This page focuses on the debt students take on to attend Hays Academy of Hair Design: median debt, the percentile spread, total borrowing including PLUS loans, and the cost to repay. The data below is drawn directly from federal sources.
At Hays Academy of Hair Design - Salina Campus, 49% of freshmen borrow to help pay for their first year, averaging $8,953 each, across private and federal loan sources.
On the federal side, the average loan is $8,953. That sits at or beyond the $5,500 first-year federal limit for a typical dependent student. Note that average undergraduate loan amounts shown later do not include private loans — so the full freshman figure above is not directly comparable.
Among all degree-seeking undergrads at Hays Academy of Hair Design - Salina Campus, 45% take out federal student loans, averaging $8,801 per year.
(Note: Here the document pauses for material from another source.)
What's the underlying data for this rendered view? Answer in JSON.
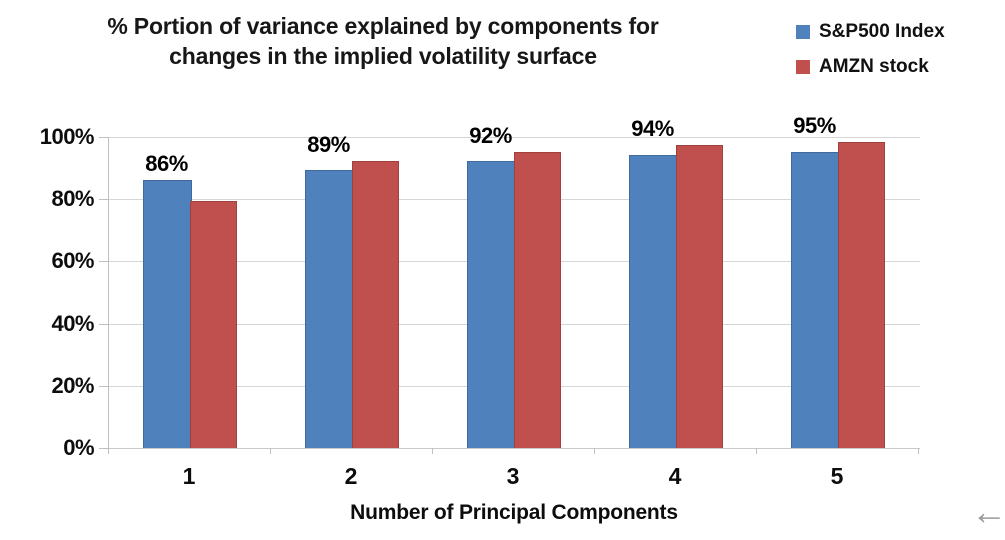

This works out to 1.7% under the $8,953 borrowed by freshmen.
Borrowing at that rate every year works out to about $17,602 by year two and around $35,204 by the fourth year. This assumes steady federal borrowing and leaves out private and Parent PLUS loans.
| Undergraduate federal borrowing | Value |
|---|---|
| Share using federal loans | 45% |
| Average federal loan per year | $8,801 |
| Undergraduates with a federal loan | 39 |
| Total federal loans (one year) | $343,257 |
The median student at Hays Academy of Hair Design - Salina Campus borrows $9,833 in federal borrowing.
| Borrower group | Median federal debt |
|---|---|
| All federal borrowers | $9,833 |
| Students who completed (graduates) | $9,833 |
| Students who withdrew | $5,125 |
Withdrawn-student debt matters because those borrowers carry the loans without the degree that helps repay them.
The median hides the spread, so the percentiles below show cumulative federal debt at four points in the distribution for Hays Academy of Hair Design - Salina Campus.
| Percentile | Cumulative Federal Debt |
|---|---|
| 10th percentile (lowest-debt students) | $3,604 |
| 25th percentile | $5,563 |
| 75th percentile | $11,729 |
| 90th percentile (highest-debt students) | $13,783 |
The gap between the 10th and 90th percentile is the clearest single measure of how widely borrowing varies at Hays Academy of Hair Design - Salina Campus.
Median federal debt understates the full cost when PLUS loans are included. The totals below add PLUS borrowing for Hays Academy of Hair Design - Salina Campus.
| Group | Borrowers | Median debt incl. PLUS |
|---|---|---|
| All borrowers | 26 | $6,450 |
Repayment burden translates the debt figures into what a borrower actually pays each month. Hays Academy of Hair Design - Salina Campus.
A loan default — failing to keep up with federal student-loan payments — is one of the worst financial outcomes a borrower can face. The official Department of Education two-year default rate for Hays Academy of Hair Design - Salina Campus appears below.
| Metric | Value |
|---|---|
| 2-year cohort default rate | 12.9% |
| Borrowers in the cohort | 54 |
The cohort default rate tracks borrowers who entered repayment in a given year and defaulted within the two-year measurement window.
The breakdowns below show median federal debt by income, first-generation status, and dependency.
Median Debt by Income Bracket
| Income tier | Median federal debt |
|---|---|
| Low income | $9,833 |
| Middle income | $9,833 |
| High income | $9,833 |
First-Generation Comparison
| Cohort | Median federal debt |
|---|---|
| First-generation students | $9,833 |
| Continuing-generation students | $9,833 |
Dependent vs Independent Borrowers
| Cohort | Median federal debt |
|---|---|
| Dependent students | $9,833 |
| Independent students | $16,500 |
The Department of Education computes gap indicators that show how borrowing differs between student groups at Hays Academy of Hair Design - Salina Campus.
The Difference Between Subsidized and Unsubsidized Loans
Unsubsidized federal student loans accrue interest every month — even while you are still enrolled. Unless you pay that interest as it builds, the balance you owe at graduation can be noticeably higher than the amount you originally borrowed.
Important to Remember
Unlike most other debt, federal student loans generally survive bankruptcy — and unpaid balances can lead to wage garnishment — so borrow only what you truly need.
References
More about our data sources and methodologies.